A diverse group of artists, businesses, government agents, techies and philanthropists are working to step up Grand Junction’s creative game.

Called the Grand Valley Creative Alliance Task Force, the group secured an award from Colorado Creative Industries (CCI) — an initiative of Gov. John Hickenlooper’s Office of Economic Development & International Trade — that will bring the Creativity Lab of Colorado to Grand Junction’s Avalon Theatre for a public workshop on Friday. Grand Junction was one of only two cities in the state to be awarded a creativity lab.

The workshop is intended to guide community members in brainstorming how the Grand Valley can transform into a creative hub.

While the collaborative experts at the Creativity Lab organized the workshop, the task force was instrumental in making it specific to the needs of the local community, said Gisela Flanigan, the task force’s chair, who applied for the grant that’s bringing the lab to town.

The task force sees a need in the valley for an established alliance across the area that will bring together those interested in creativity, the arts and creative entrepreneurship.

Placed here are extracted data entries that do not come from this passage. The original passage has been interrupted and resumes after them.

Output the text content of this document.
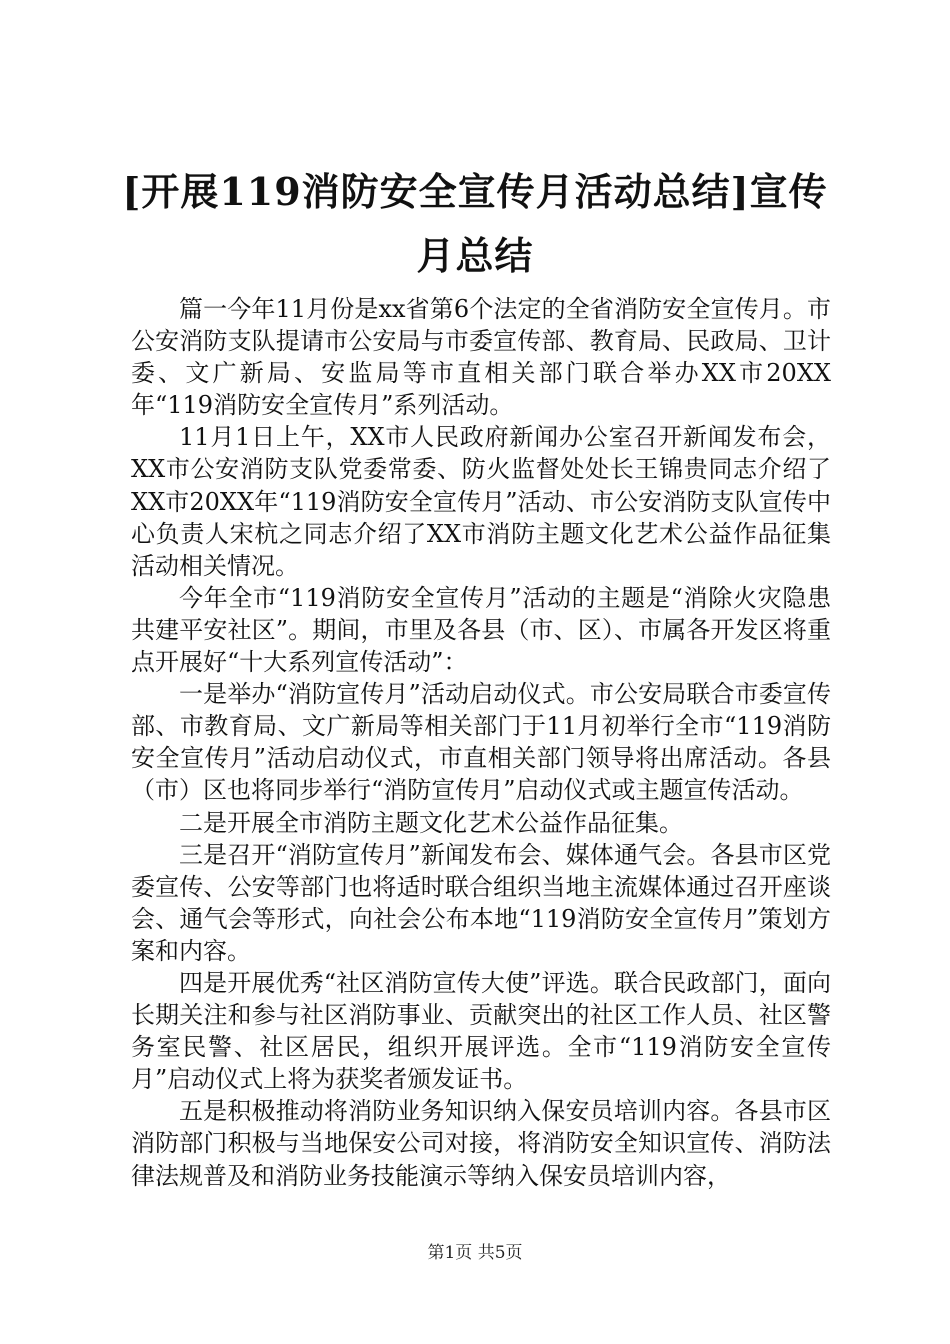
[开展119消防安全宣传月活动总结]宣传月总结

篇一今年11月份是xx省第6个法定的全省消防安全宣传月。市公安消防支队提请市公安局与市委宣传部、教育局、民政局、卫计委、文广新局、安监局等市直相关部门联合举办XX市20XX年“119消防安全宣传月”系列活动。

11月1日上午，XX市人民政府新闻办公室召开新闻发布会，XX市公安消防支队党委常委、防火监督处处长王锦贵同志介绍了XX市20XX年“119消防安全宣传月”活动、市公安消防支队宣传中心负责人宋杭之同志介绍了XX市消防主题文化艺术公益作品征集活动相关情况。

今年全市“119消防安全宣传月”活动的主题是“消除火灾隐患共建平安社区”。期间，市里及各县（市、区）、市属各开发区将重点开展好“十大系列宣传活动”：

一是举办“消防宣传月”活动启动仪式。市公安局联合市委宣传部、市教育局、文广新局等相关部门于11月初举行全市“119消防安全宣传月”活动启动仪式，市直相关部门领导将出席活动。各县（市）区也将同步举行“消防宣传月”启动仪式或主题宣传活动。

二是开展全市消防主题文化艺术公益作品征集。

三是召开“消防宣传月”新闻发布会、媒体通气会。各县市区党委宣传、公安等部门也将适时联合组织当地主流媒体通过召开座谈会、通气会等形式，向社会公布本地“119消防安全宣传月”策划方案和内容。

四是开展优秀“社区消防宣传大使”评选。联合民政部门，面向长期关注和参与社区消防事业、贡献突出的社区工作人员、社区警务室民警、社区居民，组织开展评选。全市“119消防安全宣传月”启动仪式上将为获奖者颁发证书。

五是积极推动将消防业务知识纳入保安员培训内容。各县市区消防部门积极与当地保安公司对接，将消防安全知识宣传、消防法律法规普及和消防业务技能演示等纳入保安员培训内容，

第1页 共5页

“Our main goal is to create community,” Flanigan said.

Ideally, the task force, with the help of the Creativity Lab, will become the Creative Alliance, she said, a structured nonprofit that can further artistic endeavors around the valley far into the future.

“What we hope is that as we become an organization, we can do creative things for our community,” said Flanigan, adding that such things will enrich the lives of people already living here and draw in new creative talent.

Bringing the Creativity Lab to town is a special honor for Grand Junction and a major step in identifying the city as one of Colorado’s Creative Districts, said Robbie Breaux, a CCI board member who also serves on several artistic-minded boards in Grand Junction.

She said part of Grand Junction’s Strategic Cultural Plan for 2017 was to apply to become a creative district through CCI, and bringing in the lab is a critical step toward that happening.

“These guys know what they’re doing,” Breaux said. “They have done this in other communities around the state and provided them with the information they need to be successful.”

The valley needs a collective like the Creative Alliance to functionally put artistic programs together and work toward goals, Breaux said.

“We have so much art out here,” she said, adding that many of the pieces of becoming a creative district are in place.

Colorado’s creative districts — they’re in places like Denver, Ridgway and Crested Butte — are known for being artistic centers, featuring creative energies, a plethora of art, theaters, innovative cuisine and the like.

Both Breaux and Flanigan underlined that the success of the lab depends on participation from a wide swath of the valley’s residents.

“We would love for all our community to come participate,” Flanigan said. “The more people, the more perspectives we have, the better vision we will have for our community.”

The workshop, free and open to everyone who would like to contribute to the creative future of Grand Junction and the Grand Valley, will be held Friday from 9:30 a.m. to 12 p.m. in the Avalon Theatre’s Encore Hall.